Where had he heard that?  One of those Russian engineers?  Lucy, Dennis thought immediately.  But of course it was Horst, though at this exact point Dennis had no idea of this.

“How did you know that?”  he asked.  It had to be Horst.

“Oh,” Valerie Voloshin answered dangerously, “I’ve been keeping my eyes on you since we met at the reception.  At the least I wanted to be able to contact you for some more of that excellent cocaine.  Columbian, I believe.  No doubt transported via Nicaragua by the fascist military groups there.”

It was funny, maybe his matter-of-fact Russian aura or something, that this point was maybe the first time Dennis had really considered the concept of where the drugs had come from.  Could Pearson actually be involved with the CIA cowboys that flew in the cocaine in their black planes for the Reagan-sponsored Contras?  As soon as the drugs were mentioned, Dennis was immediately on guard.  Voloshin seemed young, still fit, and yet there was kind of hardening of age, a small mole in the center of his cheek, as what, an inerasable stain of sin or toxic pollutants on the skin of his generation.

“You’re a smart guy.  Claiming to be plugged in somehow.  How would you not know this?”  Dennis got the confused idea that the Russian was scolding him in some way.  “How do I know that you aren’t F.B.I?  Could it be even K.G.B.?”  Voloshin’s evident paranoia was alarming in its own way.

“I didn’t come here to be insulted,”  Dennis said, trying to feel his way.  “And I didn’t bring any dope with me.  What do you think I am, crazy?”  Although, at this point…

“Nyet, nyet.  Sorry.  I was up very late last evening with a diplomatic crisis.  I’m sorry, my temper is a little short today.”  It was true.  Voloshin looked much worse in the daylight than he had mingling with Bob Pearson’s techno-glitterati.

“I see where you’re coming from,”  Dennis said.  “But let’s just talk stamps.  It turns out I have a few rare first-day covers for sale.  Maybe I know the widow that owns the album, maybe not.  The question is, do you want these first-day covers or what?”

Voloshin smiled.  “Ah.  Indeed.  You might not suspect this, Mr.
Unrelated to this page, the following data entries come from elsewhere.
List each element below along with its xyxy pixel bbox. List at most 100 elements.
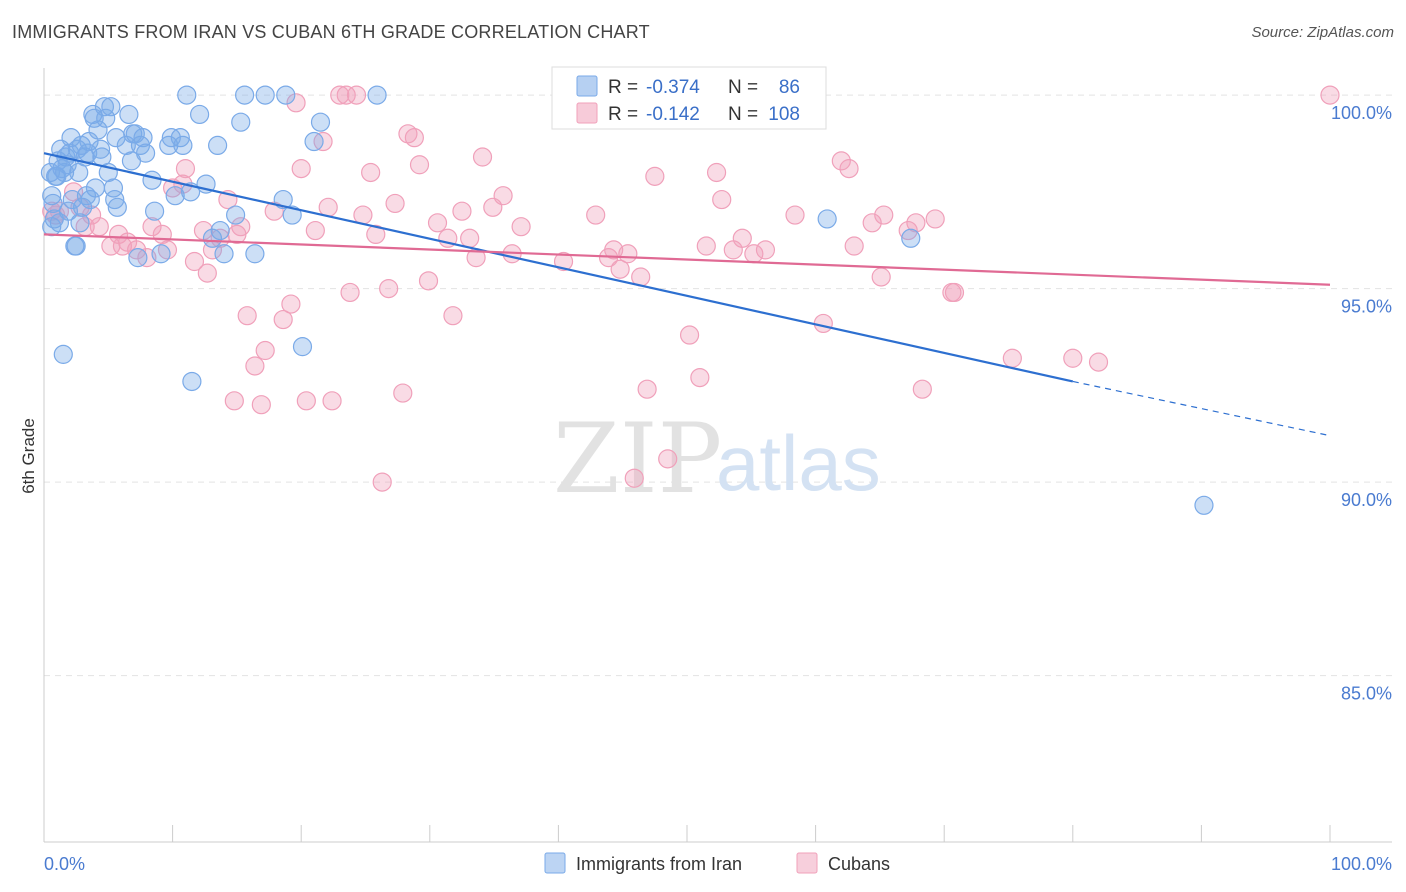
data-point-iran <box>245 244 265 264</box>
data-point-cubans <box>637 379 657 399</box>
x-tick-label: 0.0% <box>44 854 85 874</box>
data-point-cubans <box>404 128 424 148</box>
data-point-cubans <box>245 356 265 376</box>
data-point-iran <box>80 189 100 210</box>
data-point-cubans <box>906 213 926 233</box>
data-point-cubans <box>366 224 386 245</box>
trend-lines <box>43 152 1331 437</box>
data-point-cubans <box>732 228 752 248</box>
data-point-cubans <box>296 391 316 411</box>
data-point-iran <box>231 112 251 132</box>
data-point-cubans <box>839 159 859 179</box>
data-point-cubans <box>645 166 665 186</box>
y-tick-label: 95.0% <box>1341 297 1392 317</box>
data-point-cubans <box>42 201 62 221</box>
data-point-cubans <box>553 251 574 272</box>
data-point-cubans <box>112 236 133 256</box>
data-point-cubans <box>379 278 399 299</box>
legend-r-value-cubans: -0.142 <box>646 104 700 125</box>
data-point-iran <box>255 85 275 105</box>
bottom-legend: Immigrants from Iran Cubans <box>544 852 890 874</box>
data-point-iran <box>142 170 162 190</box>
data-point-cubans <box>511 217 531 237</box>
data-point-cubans <box>427 213 448 233</box>
data-point-iran <box>54 162 75 183</box>
data-point-iran <box>119 104 139 125</box>
data-point-cubans <box>690 368 710 388</box>
data-point-iran <box>70 213 90 233</box>
data-point-cubans <box>273 309 293 330</box>
data-point-cubans <box>286 93 306 113</box>
data-point-iran <box>817 209 837 229</box>
data-point-cubans <box>409 155 430 175</box>
data-point-cubans <box>175 159 196 179</box>
data-point-cubans <box>318 197 338 217</box>
data-point-cubans <box>813 313 833 334</box>
data-point-iran <box>367 85 387 105</box>
data-point-cubans <box>944 282 965 303</box>
legend-swatch-cubans <box>576 102 598 124</box>
data-point-iran <box>71 135 91 155</box>
trend-line-cubans <box>43 233 1331 286</box>
legend-r-label-cubans: R = <box>608 104 638 125</box>
data-point-cubans <box>385 193 405 214</box>
data-point-iran <box>173 135 193 155</box>
data-point-cubans <box>237 306 257 326</box>
bottom-legend-label-cubans: Cubans <box>828 854 890 874</box>
data-point-cubans <box>624 468 644 488</box>
data-point-iran <box>202 228 223 248</box>
chart-source: Source: ZipAtlas.com <box>1251 24 1394 41</box>
data-point-iran <box>90 139 111 159</box>
bottom-legend-label-iran: Immigrants from Iran <box>576 854 742 874</box>
data-point-iran <box>88 120 108 140</box>
data-point-iran <box>135 143 156 163</box>
watermark-zip: ZIP <box>553 403 722 515</box>
data-point-cubans <box>1063 348 1083 368</box>
data-point-iran <box>96 108 116 128</box>
data-point-iran <box>273 189 293 210</box>
gridlines <box>44 94 1392 677</box>
data-point-cubans <box>706 162 727 183</box>
legend-r-label-iran: R = <box>608 77 638 98</box>
data-point-cubans <box>353 205 373 225</box>
data-point-cubans <box>844 236 864 256</box>
bottom-legend-swatch-cubans <box>796 852 818 874</box>
data-point-iran <box>170 128 190 148</box>
data-point-iran <box>190 104 210 125</box>
data-point-cubans <box>443 306 463 326</box>
data-point-iran <box>165 186 185 206</box>
data-point-iran <box>61 128 81 148</box>
data-point-iran <box>101 97 121 117</box>
data-point-iran <box>53 344 73 364</box>
y-axis-title: 6th Grade <box>19 418 38 494</box>
data-point-cubans <box>755 240 776 260</box>
data-point-cubans <box>871 267 891 287</box>
data-point-iran <box>107 197 127 217</box>
x-tick-labels: 0.0% 100.0% <box>44 854 1392 874</box>
data-point-cubans <box>831 151 851 171</box>
watermark: ZIP atlas <box>553 403 881 515</box>
data-point-iran <box>151 244 171 264</box>
legend-n-value-cubans: 108 <box>768 104 800 125</box>
data-point-iran <box>208 135 228 155</box>
data-point-cubans <box>1320 85 1340 105</box>
data-point-iran <box>226 205 246 225</box>
data-point-cubans <box>785 205 805 225</box>
data-point-cubans <box>472 147 493 167</box>
data-point-cubans <box>493 186 513 206</box>
data-point-iran <box>177 85 197 105</box>
legend-n-value-iran: 86 <box>779 77 800 98</box>
y-tick-labels: 100.0% 95.0% 90.0% 85.0% <box>1331 103 1392 704</box>
data-point-iran <box>67 139 88 159</box>
trend-line-iran <box>43 152 1074 383</box>
data-point-iran <box>282 205 302 225</box>
data-point-iran <box>214 244 234 264</box>
data-point-iran <box>105 189 125 210</box>
data-point-iran <box>106 128 126 148</box>
data-point-iran <box>42 186 62 206</box>
data-point-cubans <box>336 85 356 105</box>
data-point-iran <box>76 186 97 206</box>
data-point-cubans <box>346 85 367 105</box>
data-point-cubans <box>361 162 381 183</box>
Smith, but from a very early age stamp collecting has been a special hobby of mine.   And yet, you’ll understand, I will need to check a catalog, perhaps consult with my wife, before committing to such a large payment.”

Dennis tried not to look disappointed or let his excitement show.  He didn’t know what he had expected, at this point.  At this point it seemed sort of stupid to expect the Russian to pull out a briefcase full of cash or something.  But it didn’t hurt to turn the screw a little.

“Lookit.  I’m not going to get mousetrapped here.  I’m leaving with the document I gave you, and I want those staples put back exactly like they were.  What day is it, Wednesday?  I think on Saturday morning you should meet me at the statue of Father Serra up above 280 with a sack of cash.  I might have some other stamps to show you.”

He figured the less time he spent at the embassy the better.